Lefse can be eaten cold however you can also warm it through microwave cooking for few seconds. Some regional variations do exists in Norway, though this bread is flatbread, some versions are very interesting to know. Tynnlefse which is made in Central Norway is rolled very thin and stuffed with butter, sugar and cinnamon while Tjukklefse is a thicker version and its served as cake with coffee. Check Wikipedia to see the varieties of lefse exists in Norwegian cuisine.Do you know, Scandinavian Americans eats lefse for Thanksgiving and Christmas. Family members often gather together to cook lefse as this flatbread needs some skills and patiences which is passed down from generations to generations. Nowadays Lefse can be found in grocery stores easily as most of the Norwegian families tends to purchase them easily rather than making it. If you are an expert in rolling our own Indian rotis, trust me you will definitely roll out some prefect Lefse with less efforts. Am running a month of blogging marathon with A-Z International flatbreads as theme for this whole month of September. And here comes Lefse from Norway for this month’s theme.
Recipe Source: Here
Peel and cook the potatoes with enough water until they turns soft. Now mash them well and keep aside.

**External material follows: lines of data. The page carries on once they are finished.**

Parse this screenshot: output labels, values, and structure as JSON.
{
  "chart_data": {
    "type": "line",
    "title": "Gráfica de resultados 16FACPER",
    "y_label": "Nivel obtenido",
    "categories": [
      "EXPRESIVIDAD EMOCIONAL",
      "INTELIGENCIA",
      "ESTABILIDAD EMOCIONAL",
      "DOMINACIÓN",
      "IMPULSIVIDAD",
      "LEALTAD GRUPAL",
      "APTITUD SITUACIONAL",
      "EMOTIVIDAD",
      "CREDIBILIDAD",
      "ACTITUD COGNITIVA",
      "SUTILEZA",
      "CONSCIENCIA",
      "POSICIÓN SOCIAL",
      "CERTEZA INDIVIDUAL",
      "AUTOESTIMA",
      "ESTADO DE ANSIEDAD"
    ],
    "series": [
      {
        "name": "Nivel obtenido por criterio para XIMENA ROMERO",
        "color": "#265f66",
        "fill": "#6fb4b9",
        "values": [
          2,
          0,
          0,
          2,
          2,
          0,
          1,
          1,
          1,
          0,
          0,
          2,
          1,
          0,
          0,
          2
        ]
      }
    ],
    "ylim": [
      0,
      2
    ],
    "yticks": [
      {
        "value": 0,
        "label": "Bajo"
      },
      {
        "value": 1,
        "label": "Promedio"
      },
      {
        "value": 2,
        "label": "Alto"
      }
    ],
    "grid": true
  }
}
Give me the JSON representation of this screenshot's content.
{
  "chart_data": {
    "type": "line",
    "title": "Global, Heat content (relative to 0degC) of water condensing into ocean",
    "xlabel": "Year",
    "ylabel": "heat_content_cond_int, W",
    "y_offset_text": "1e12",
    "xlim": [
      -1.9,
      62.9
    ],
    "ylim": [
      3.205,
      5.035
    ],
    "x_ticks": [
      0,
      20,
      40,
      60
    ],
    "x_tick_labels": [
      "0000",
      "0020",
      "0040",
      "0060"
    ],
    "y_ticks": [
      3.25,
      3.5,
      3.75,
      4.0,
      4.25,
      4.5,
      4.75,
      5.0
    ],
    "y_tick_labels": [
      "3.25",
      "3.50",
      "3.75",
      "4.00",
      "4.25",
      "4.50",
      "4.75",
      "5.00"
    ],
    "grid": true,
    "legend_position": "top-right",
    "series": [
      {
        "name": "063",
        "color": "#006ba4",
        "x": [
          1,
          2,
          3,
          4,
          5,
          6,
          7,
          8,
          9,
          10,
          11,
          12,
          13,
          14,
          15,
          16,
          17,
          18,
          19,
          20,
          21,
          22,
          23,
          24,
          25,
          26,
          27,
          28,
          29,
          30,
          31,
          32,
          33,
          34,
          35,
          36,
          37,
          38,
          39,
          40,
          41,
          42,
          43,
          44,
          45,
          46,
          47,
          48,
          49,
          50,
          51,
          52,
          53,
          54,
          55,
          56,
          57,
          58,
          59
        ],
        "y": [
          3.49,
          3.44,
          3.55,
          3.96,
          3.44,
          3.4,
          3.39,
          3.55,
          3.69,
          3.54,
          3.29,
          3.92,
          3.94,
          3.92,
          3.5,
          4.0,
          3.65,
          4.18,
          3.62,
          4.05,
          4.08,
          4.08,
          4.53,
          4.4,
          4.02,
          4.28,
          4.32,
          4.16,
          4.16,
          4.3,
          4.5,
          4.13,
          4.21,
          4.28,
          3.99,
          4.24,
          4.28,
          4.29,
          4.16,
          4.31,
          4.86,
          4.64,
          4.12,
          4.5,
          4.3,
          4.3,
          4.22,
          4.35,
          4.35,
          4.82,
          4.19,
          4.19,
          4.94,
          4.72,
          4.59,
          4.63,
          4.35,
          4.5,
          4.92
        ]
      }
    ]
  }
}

In a large bowl, beat the butter, cream, salt and sugar until they turns smooth.
Add the mashed potatoes, flour and mix everything slowly well until the mixture turns as a smooth dough.
Make a medium sized balls from the dough.
Lightly flour the worked surface and roll the ball with rolling pin as thin as possible.
Heat a griddle, drop the rolled lefse and cook until the bubbles form, cook on both sides until lefse turns golden brown.
Place the lefse on a dam towel to cool slightly and cover them with a towl until they are ready to serve.